If you pull a stunt like this and inconvenience thousands of travelers, you run the risk of pushing them off permanently. In the past, Qantas really didn’t have much competition within Australia or even to and from the country, but that has changed dramatically. Internationally, there are more flights every day from Asian/Middle Eastern carriers, and Qantas management isn’t shy to talk about it. That’s why it wants concessions from the union.
Virgin Australia Must Be Smiling
The biggest winner, however, is Virgin Australia. Even though Qantas wasn’t putting people on other airlines, Virgin responded quickly by offering discounted fares to Qantas fliers, lounge access for Qantas elites, and a bulked up schedule to accommodate the stranded folks. It also saw partners step in to help. Etihad offered to start flying routes on the airline’s behalf to pick up the slack.
For Virgin, it’s exactly what it needs. The airline has changed itself to focus on business travelers over the last year or so, and this is the perfect way to show Qantas loyalists what it can do. Those who have been burned by Qantas may not go back, or so Virgin Australia hopes. But Alan Joyce thinks that he’s found the way to success and he’s making that gamble.
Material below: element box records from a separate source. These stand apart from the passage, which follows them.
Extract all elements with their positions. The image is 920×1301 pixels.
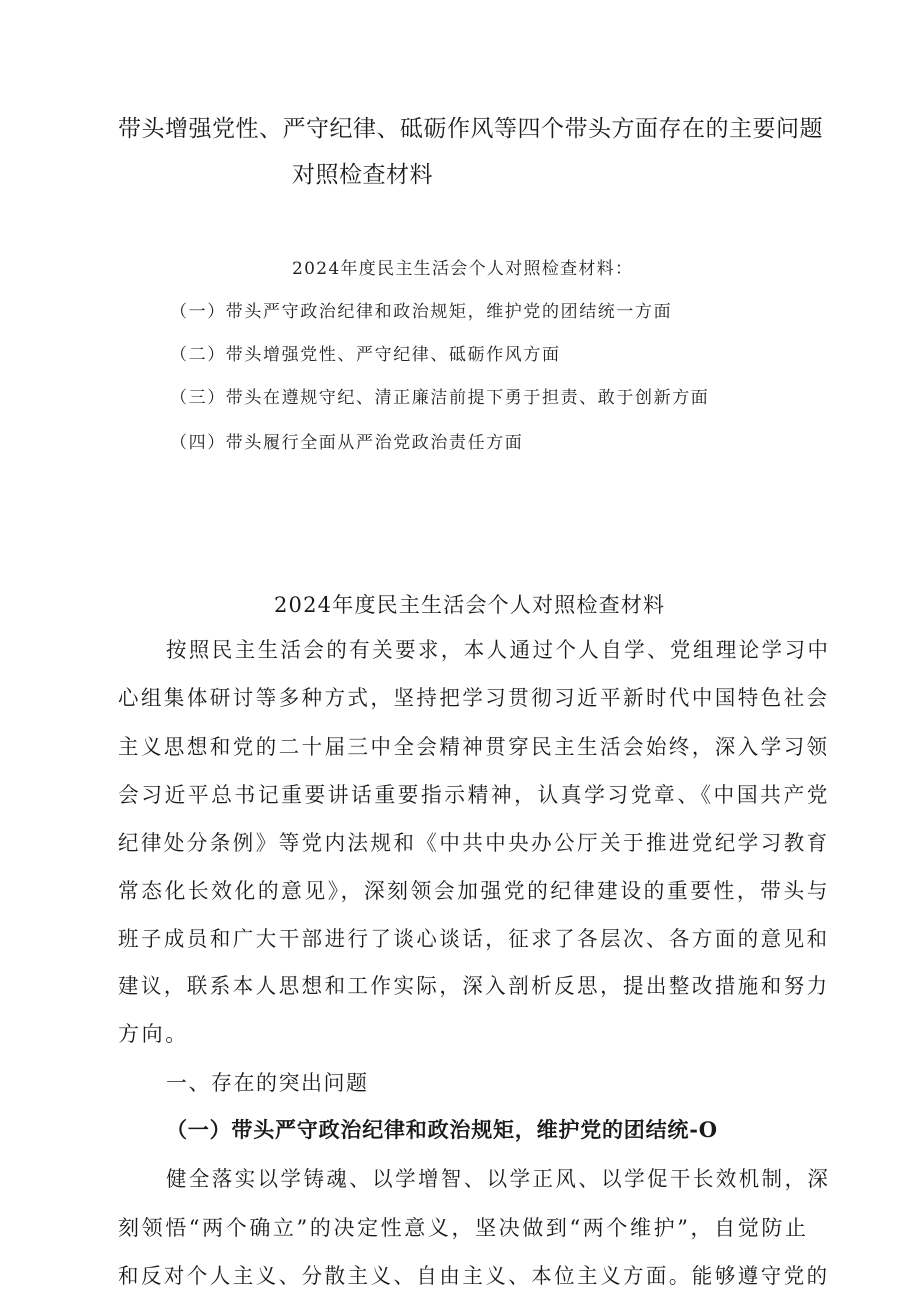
- paragraph-line: 和反对个人主义、分散主义、自由主义、本位主义方面。能够遵守党的: [118, 1264, 830, 1288]
- subsection-heading: （一）带头严守政治纪律和政治规矩，维护党的团结统-O: [166, 1117, 718, 1142]
- toc-item: （一）带头严守政治纪律和政治规矩，维护党的团结统一方面: [170, 302, 673, 322]
- toc-item: （三）带头在遵规守纪、清正廉洁前提下勇于担责、敢于创新方面: [170, 388, 710, 408]
- toc-item: （二）带头增强党性、严守纪律、砥砺作风方面: [170, 345, 561, 365]
- section-heading: 一、存在的突出问题: [166, 1071, 369, 1095]
- doc-title-line2: 对照检查材料: [292, 162, 433, 188]
- toc-heading: 2024年度民主生活会个人对照检查材料：: [292, 259, 634, 279]
- toc-item: （四）带头履行全面从严治党政治责任方面: [170, 433, 524, 453]
- doc-title-line1: 带头增强党性、严守纪律、砥砺作风等四个带头方面存在的主要问题: [118, 116, 823, 142]
- paragraph-line: 方向。: [118, 1022, 189, 1046]
- paragraph-line: 会习近平总书记重要讲话重要指示精神，认真学习党章、《中国共产党: [118, 783, 831, 807]
- paragraph-line: 主义思想和党的二十届三中全会精神贯穿民主生活会始终，深入学习领: [118, 735, 830, 759]
- paragraph-line: 心组集体研讨等多种方式，坚持把学习贯彻习近平新时代中国特色社会: [118, 686, 830, 710]
- paragraph-line: 建议，联系本人思想和工作实际，深入剖析反思，提出整改措施和努力: [118, 974, 830, 998]
- paragraph-line: 纪律处分条例》等党内法规和《中共中央办公厅关于推进党纪学习教育: [118, 831, 830, 855]
- paragraph-line: 按照民主生活会的有关要求，本人通过个人自学、党组理论学习中: [166, 638, 831, 662]
- paragraph-line: 常态化长效化的意见》，深刻领会加强党的纪律建设的重要性，带头与: [118, 879, 831, 903]
- article-title: 2024年度民主生活会个人对照检查材料: [274, 593, 666, 617]
- paragraph-line: 健全落实以学铸魂、以学增智、以学正风、以学促干长效机制，深: [166, 1167, 831, 1191]
- paragraph-line: 刻领悟“两个确立”的决定性意义，坚决做到“两个维护”，自觉防止: [118, 1216, 809, 1240]
- paragraph-line: 班子成员和广大干部进行了谈心谈话，征求了各层次、各方面的意见和: [118, 927, 830, 951]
Will people, employees and travelers alike, leave Qantas over this and look for better options? Qantas is betting that won’t happen, but I wouldn’t be so sure. Qantas has probably done serious harm to itself here. I would expect calls for Alan Joyce’s head to get louder and louder. But maybe that’s what the airline wants? Maybe, as the unions think, Qantas wants to shut down the old airline and start anew with cheaper labor and lower costs.
Now there’s a scary tale that you can tell at your Halloween party tonight.